For stuff I care about long term I put a reference on my own site, and I
either cache the target page myself, of record enough of it that a Google
search is likely to find something similar. That way I can fix it if it
breaks.

For stuff that I don't care about beyond three months, why should I bother?
OK, perhaps I should bother because of the potential for malware, etc, and I
recognise that, but for me, the benefits outweigh the disadvantages.

If you think this is wrong, offer me a service that makes my life easier,
otherwise all you're doing is saying "Don't do that."

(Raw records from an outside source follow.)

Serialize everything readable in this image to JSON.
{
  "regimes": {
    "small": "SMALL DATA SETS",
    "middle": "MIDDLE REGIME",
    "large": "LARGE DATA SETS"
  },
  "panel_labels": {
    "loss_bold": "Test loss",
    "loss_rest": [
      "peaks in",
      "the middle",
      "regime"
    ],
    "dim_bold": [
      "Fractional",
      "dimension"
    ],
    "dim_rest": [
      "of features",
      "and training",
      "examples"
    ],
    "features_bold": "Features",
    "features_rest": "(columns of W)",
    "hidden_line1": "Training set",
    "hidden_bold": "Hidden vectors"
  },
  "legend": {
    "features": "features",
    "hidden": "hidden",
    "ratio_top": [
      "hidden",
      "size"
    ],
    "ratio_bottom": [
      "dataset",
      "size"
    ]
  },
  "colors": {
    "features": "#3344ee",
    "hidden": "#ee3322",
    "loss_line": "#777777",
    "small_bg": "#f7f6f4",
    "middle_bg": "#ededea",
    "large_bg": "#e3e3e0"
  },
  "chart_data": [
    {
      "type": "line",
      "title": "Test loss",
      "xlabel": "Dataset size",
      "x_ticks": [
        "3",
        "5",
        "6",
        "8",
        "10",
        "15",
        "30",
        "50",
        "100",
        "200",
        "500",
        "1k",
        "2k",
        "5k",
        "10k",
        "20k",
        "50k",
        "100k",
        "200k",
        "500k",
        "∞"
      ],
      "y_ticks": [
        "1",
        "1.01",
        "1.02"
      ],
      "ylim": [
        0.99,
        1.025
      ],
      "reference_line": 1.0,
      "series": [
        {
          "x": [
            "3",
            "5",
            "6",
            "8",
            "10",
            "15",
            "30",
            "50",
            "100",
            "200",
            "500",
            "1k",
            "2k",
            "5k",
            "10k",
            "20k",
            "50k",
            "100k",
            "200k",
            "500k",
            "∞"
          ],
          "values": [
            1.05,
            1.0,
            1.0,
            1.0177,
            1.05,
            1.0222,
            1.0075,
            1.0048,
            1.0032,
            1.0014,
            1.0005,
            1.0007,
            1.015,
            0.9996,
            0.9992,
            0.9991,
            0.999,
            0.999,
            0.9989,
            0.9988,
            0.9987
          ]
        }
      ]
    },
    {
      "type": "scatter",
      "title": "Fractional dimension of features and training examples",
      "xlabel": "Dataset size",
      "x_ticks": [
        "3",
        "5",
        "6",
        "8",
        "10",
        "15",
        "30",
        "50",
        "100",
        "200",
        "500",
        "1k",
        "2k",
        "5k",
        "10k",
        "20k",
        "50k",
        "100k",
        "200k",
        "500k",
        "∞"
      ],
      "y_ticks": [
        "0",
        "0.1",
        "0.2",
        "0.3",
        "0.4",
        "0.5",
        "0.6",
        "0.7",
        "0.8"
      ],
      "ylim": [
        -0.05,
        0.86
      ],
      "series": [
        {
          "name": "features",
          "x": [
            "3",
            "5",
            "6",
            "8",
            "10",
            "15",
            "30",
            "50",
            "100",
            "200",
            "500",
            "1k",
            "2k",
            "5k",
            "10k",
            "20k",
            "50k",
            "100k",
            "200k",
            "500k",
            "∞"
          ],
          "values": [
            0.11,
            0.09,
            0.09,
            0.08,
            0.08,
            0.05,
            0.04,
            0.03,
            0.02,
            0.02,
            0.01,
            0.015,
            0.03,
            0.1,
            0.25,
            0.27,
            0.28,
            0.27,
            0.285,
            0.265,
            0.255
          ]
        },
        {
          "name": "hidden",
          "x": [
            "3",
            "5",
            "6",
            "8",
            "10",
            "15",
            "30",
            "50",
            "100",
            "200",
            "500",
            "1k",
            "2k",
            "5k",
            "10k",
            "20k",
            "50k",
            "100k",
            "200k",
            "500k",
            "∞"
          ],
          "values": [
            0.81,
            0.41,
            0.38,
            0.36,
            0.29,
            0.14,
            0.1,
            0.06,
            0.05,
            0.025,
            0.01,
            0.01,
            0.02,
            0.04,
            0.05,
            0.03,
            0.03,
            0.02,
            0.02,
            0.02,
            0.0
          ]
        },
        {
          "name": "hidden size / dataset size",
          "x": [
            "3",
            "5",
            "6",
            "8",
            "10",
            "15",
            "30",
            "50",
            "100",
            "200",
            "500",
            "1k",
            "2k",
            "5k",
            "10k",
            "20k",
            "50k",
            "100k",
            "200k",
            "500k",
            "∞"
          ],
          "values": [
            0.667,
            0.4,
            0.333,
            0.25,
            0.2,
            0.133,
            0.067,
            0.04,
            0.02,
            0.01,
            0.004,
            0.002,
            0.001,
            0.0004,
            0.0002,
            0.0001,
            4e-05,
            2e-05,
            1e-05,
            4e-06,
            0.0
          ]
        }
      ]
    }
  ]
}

And I'm not sure that I don't have at least some right to know how many people
click on a link that I've provided, even if it's to someone else's domain. If
I can get that information, and it's of use to me, why should I not do it?

Finally, I'm not talking about the links on my domains. For them I use long
references. I'm talking about links provided in SMS, Facebook IM, twitter, and
other similar media. I don't really see how providing short links there are
"breaking the web" and would be interested in an clarification you'd care to
offer.

(edited within minutes for typos and clarification.)

------
prakashk
I use the Greasemonkey userscript 'TinyURL Decoder'
(<http://userscripts.org/scripts/show/40582>) which automatically decodes the
tiny URLs on a page. Very useful on twitter (which the script has out-of-the-
box support).

------
jaxn
The vast majority of URL shorteners return the full URL with a HEAD request.
Not practical for everyone, but the best way to do it if writing a service
that might consume shortened URLs.

------
pook
is.gd uses an appended - to throw you to a preview page, as well.

------
adolph
Hmm, now I need a js bookmarklet to toggle appending + signs on pages...

------
grandalf
pr0n.ly uses /stats after the URL to show stats. But unfortunately it's being
shut down for being un-Islamic.